Arjuna dan Zahra menikmati kopi mereka dalam hening. Mereka masih meresapi rasa kopi masing-masing yang khas. Arjuna lebih dulu menghabiskan secangkir kecil kopi hitamnya. Aneh, kopi hitamnya kenapa jadi manis ketika ia bersanding dengan Zahra.

"Kamu suka kopi?" Tanya Arjuna ketika gadis itu sudah menghabiskan setengah americano-nya.

Zahra mendongak menatap Arjuna. "Hm? Suka, suka banget malah. Kata orang-orang ini turunan dari Abah. Abah suka banget sama yang namanya kopi. Kopi hitam, kopi susu, kopi jahe, semuanya suka. Abah itu maniak kopi, hahaha jadi inget Abah."

"Emang Abah kamu kemana?"

"Ya dirumah, Mas. Lagi ngurusin kucing-kucingnya."

"Rumah kamu dimana?" Tanya Arjuna mengalihkan pembicaraan. Ia ingin berbicara santai dengan Zahra untuk saat ini.

"Di depannya koramil, tuh deket." Zahra menunjukkan arah rumahnya kepada Arjuna dengan jari telunjuknya.

Arjuna melotot kaget. "Kamu anaknya Pak Haji Da'in?" Sungguh kebetulan yang seperti di sengaja.

Pak Haji Da'in adalah calon mertua yang diburu oleh sahabatnya, Alden. Apa Zahra adalah gebetan dari Alden? Jika benar, ia sama saja makan teman dan ia tidak suka itu. Ya Tuhan, apakah perjuangan cintanya hanya berakhir sependek ini? Daripada ia berebut jodoh dengan sahabatnya, lebih baik ia mengalah saja demi perdamaian dunia.

"Iya! Kok tau?" Zahra juga terkejut jika lelaki di depannya ini tahu siapa Abahnya. Perasaan Abahnya juga tidak terlalu famous, kenapa banyak yang kenal?

"Lah? Siapa yang nggak kenal Pak Haji Da'in?" Yang ia tahu, Abahnya Zahra ini adalah salah satu ustadz kondang di kecamatannya.
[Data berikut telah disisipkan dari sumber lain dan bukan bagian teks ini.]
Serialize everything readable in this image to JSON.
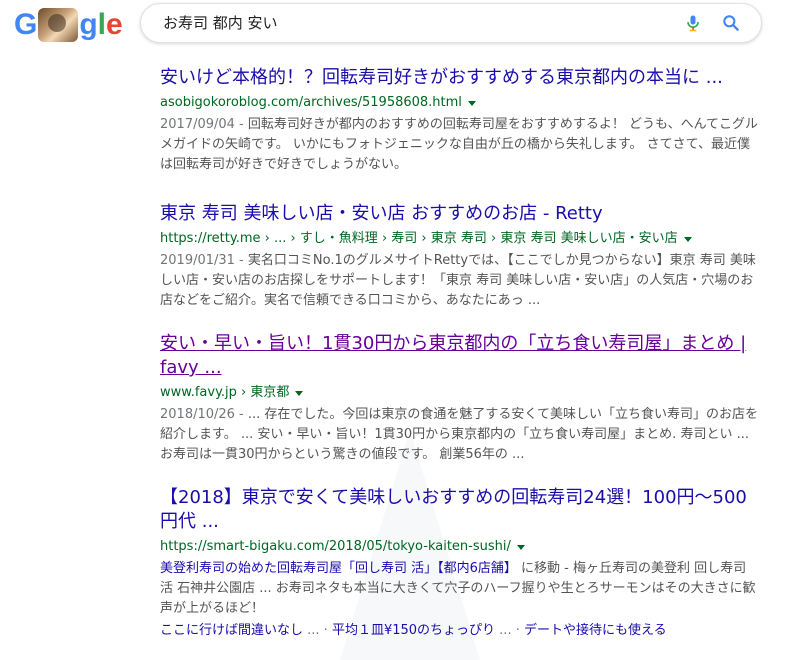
{
  "header": {
    "logo_letters": [
      {
        "char": "G",
        "color": "#4285F4"
      },
      {
        "char": "",
        "color": "#EA4335"
      },
      {
        "char": "g",
        "color": "#4285F4"
      },
      {
        "char": "l",
        "color": "#34A853"
      },
      {
        "char": "e",
        "color": "#EA4335"
      }
    ],
    "search_query": "お寿司 都内 安い"
  },
  "results": [
    {
      "title": "安いけど本格的！？回転寿司好きがおすすめする東京都内の本当に ...",
      "url": "asobigokoroblog.com/archives/51958608.html",
      "date": "2017/09/04 - ",
      "snippet": "回転寿司好きが都内のおすすめの回転寿司屋をおすすめするよ！ どうも、へんてこグルメガイドの矢崎です。 いかにもフォトジェニックな自由が丘の橋から失礼します。 さてさて、最近僕は回転寿司が好きで好きでしょうがない。"
    },
    {
      "title": "東京 寿司 美味しい店・安い店 おすすめのお店 - Retty",
      "url": "https://retty.me › ... › すし・魚料理 › 寿司 › 東京 寿司 › 東京 寿司 美味しい店・安い店",
      "date": "2019/01/31 - ",
      "snippet": "実名口コミNo.1のグルメサイトRettyでは、【ここでしか見つからない】東京 寿司 美味しい店・安い店のお店探しをサポートします！「東京 寿司 美味しい店・安い店」の人気店・穴場のお店などをご紹介。実名で信頼できる口コミから、あなたにあっ ..."
    },
    {
      "title": "安い・早い・旨い！1貫30円から東京都内の「立ち食い寿司屋」まとめ | favy ...",
      "url": "www.favy.jp › 東京都",
      "date": "2018/10/26 - ",
      "snippet": "... 存在でした。今回は東京の食通を魅了する安くて美味しい「立ち食い寿司」のお店を紹介します。 ... 安い・早い・旨い！1貫30円から東京都内の「立ち食い寿司屋」まとめ. 寿司とい ... お寿司は一貫30円からという驚きの値段です。 創業56年の ..."
    },
    {
      "title": "【2018】東京で安くて美味しいおすすめの回転寿司24選！100円〜500円代 ...",
      "url": "https://smart-bigaku.com/2018/05/tokyo-kaiten-sushi/",
      "snippet_link": "美登利寿司の始めた回転寿司屋「回し寿司 活」【都内6店舗】",
      "snippet": " に移動 - 梅ヶ丘寿司の美登利 回し寿司 活 石神井公園店 ... お寿司ネタも本当に大きくて穴子のハーフ握りや生とろサーモンはその大きさに歓声が上がるほど！",
      "sitelinks": [
        "ここに行けば間違いなし",
        "平均１皿¥150のちょっぴり",
        "デートや接待にも使える"
      ],
      "sitelink_sep": " ... · "
    }
  ],
  "colors": {
    "link": "#1a0dab",
    "visited": "#660099",
    "url": "#006621",
    "snippet": "#545454"
  }
}
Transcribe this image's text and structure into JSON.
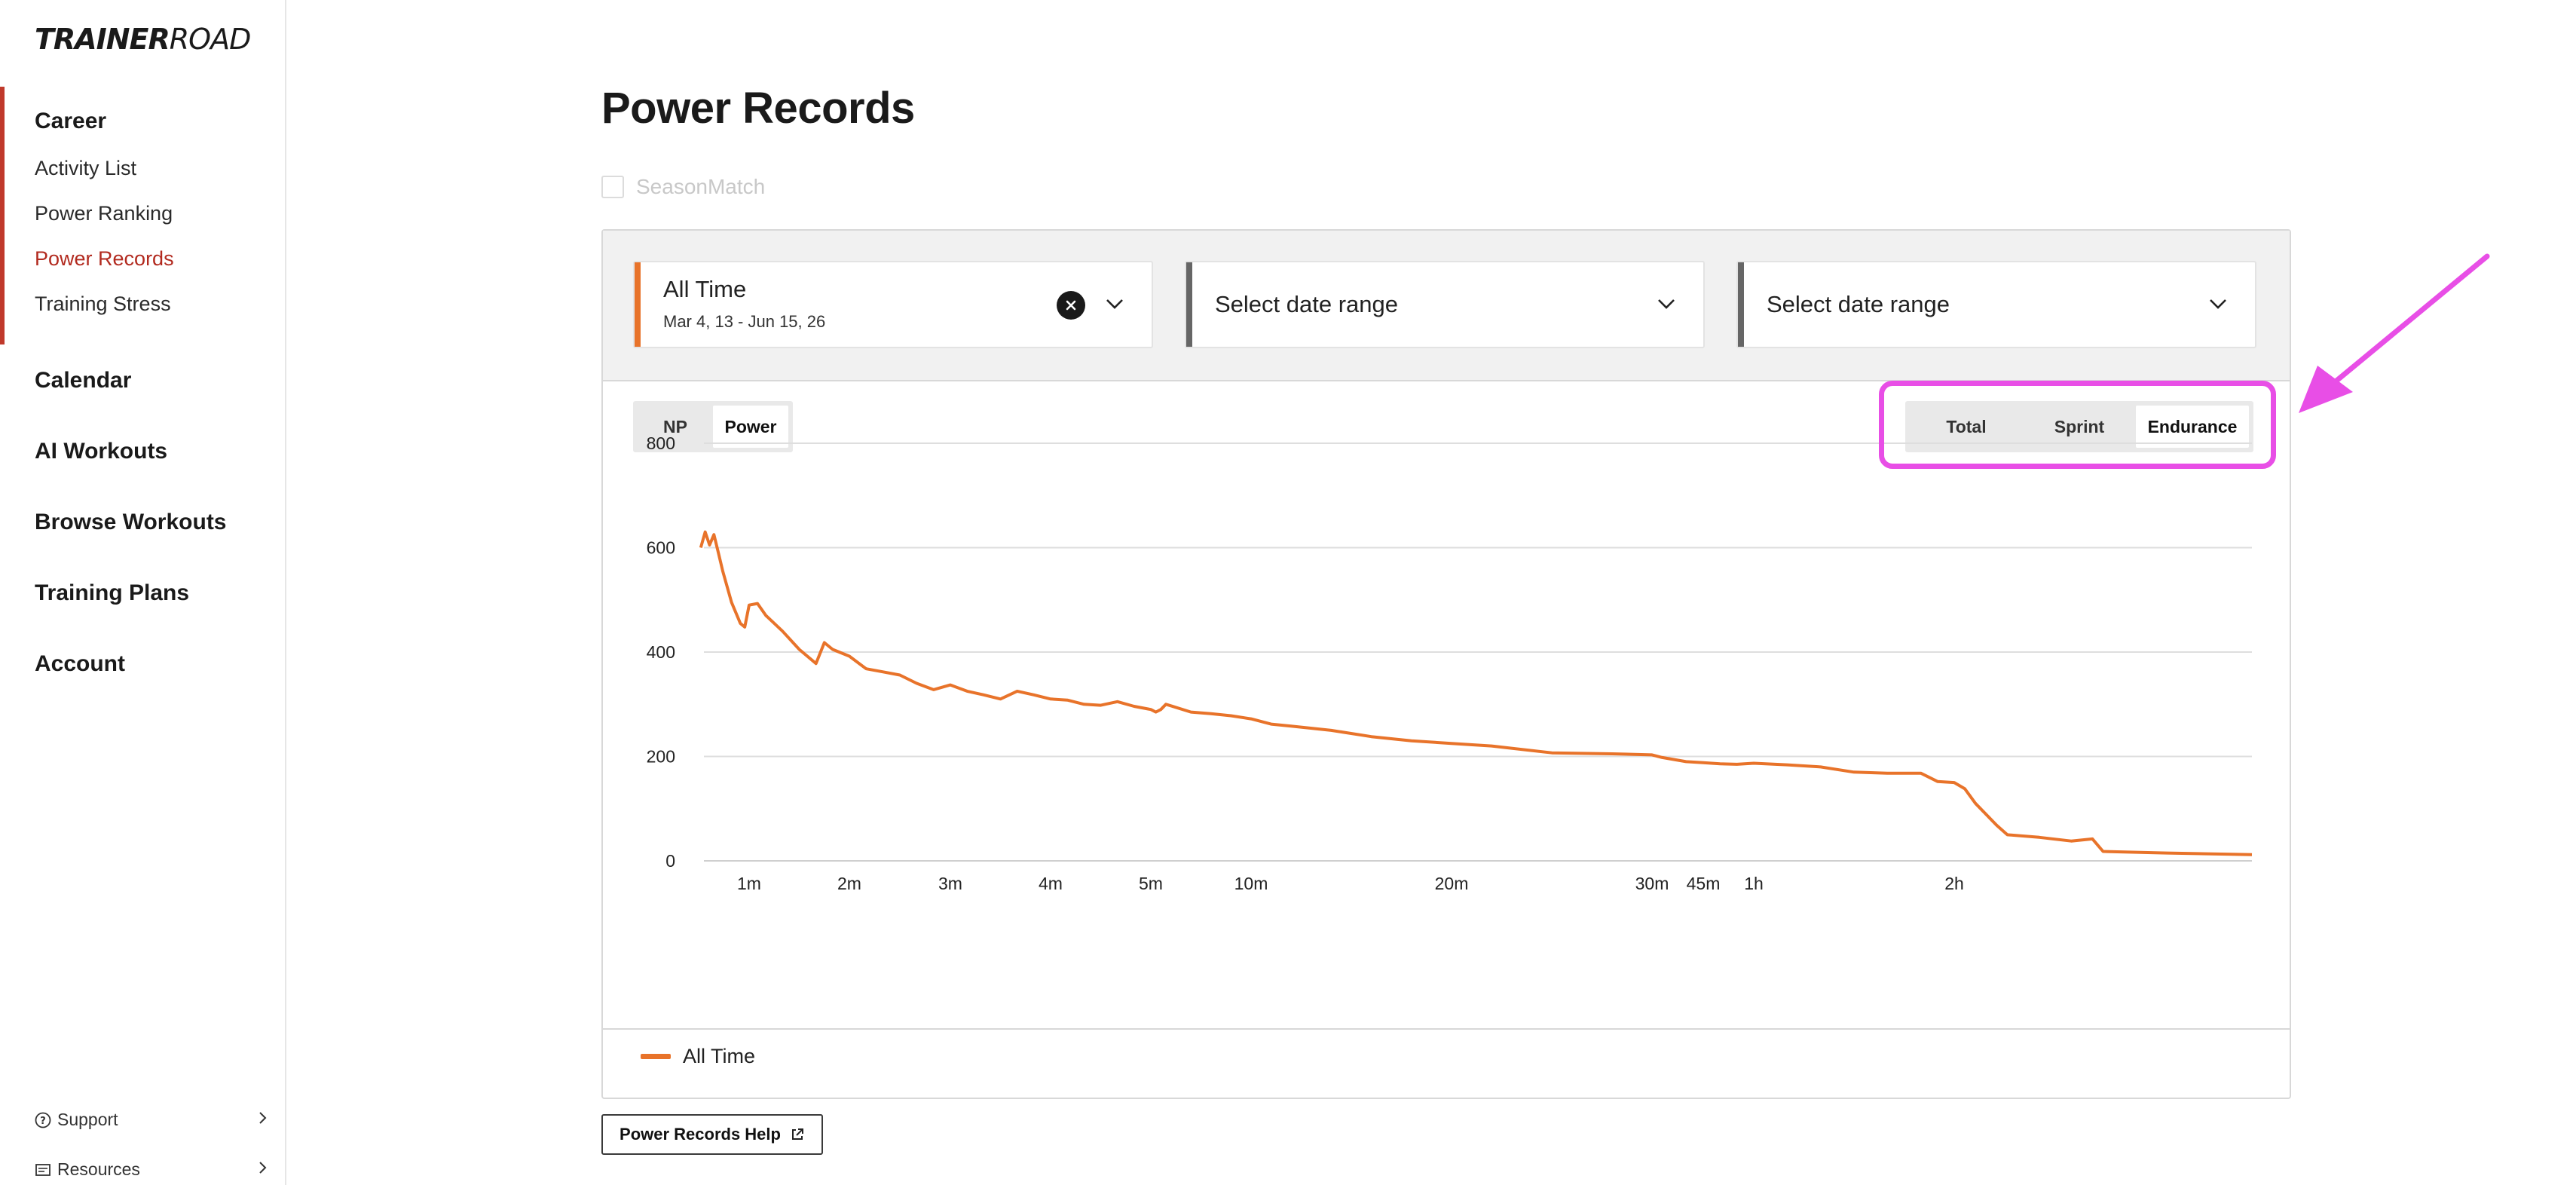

Beliau sering diundang di banyak pengajian dan ceramah yang diadakan oleh warga yang mempunyai hajatan atau pengajian khusus.

"Wah! Abah ternyata terkenal juga ya?"

Arjuna terperangah. "Ini yang anaknya kok malah nggak tau Abahnya terkenal? Impresif banget."

"Ya nggak tau, Mas. Orang saya juga hidupnya ndak disini."
Arjuna kembali dibuat tak percaya dengan kejadian barusa. Terus siapa yang diburu Alden selama ini kalau yang diburu saja tidak ada disini? Karena kata Alden, dia sedang mendekati anak pak haji yang ditemuinya di seminar. Ini sebenarnya bagaimana?

"Lha terus, selama ini kamu tinggal dimana?"

"Saya kan dari SMA sampai kuliah tinggalnya di Surabaya, otomatis sekolahnya juga disana." Papar Zahra kemudian menghabiskan tegukan terakhir americano-nya.

"Oh gitu, tapi lahirnya disini? Atau lahir asli Surabaya?"

"Asli sini, ayahnya Umi yang asli Surabaya." Umi disini adalah Ibu dari Zahra.

"Kamu berap--,"
"Permisi... Mas, seblaknya udah jadi. Monggo diambil." Belum sempat Arjuna menyelesaikan pertanyaannya, kasir seblak yang ia beli mendatanginya karena pesanannya sudah jadi.

"Oh iya, tunggu ya, Mbak. Nanti saya ambil." Kasir itu mengangguk lalu pergi dari kedai itu.

"Eh, saya pulang dulu ya? Nanti kalau saya chat, jangan lupa dibales. Oke?" Pamit Arjuna kepada Zahra.

Sebenarnya ia masih betah mengobrol ria dengan Zahra. Tapi apa dikata, pemesan seblak yang dirumah pasti akan mengamuk jika sampai dirumah seblaknya sudah tidak panas lagi.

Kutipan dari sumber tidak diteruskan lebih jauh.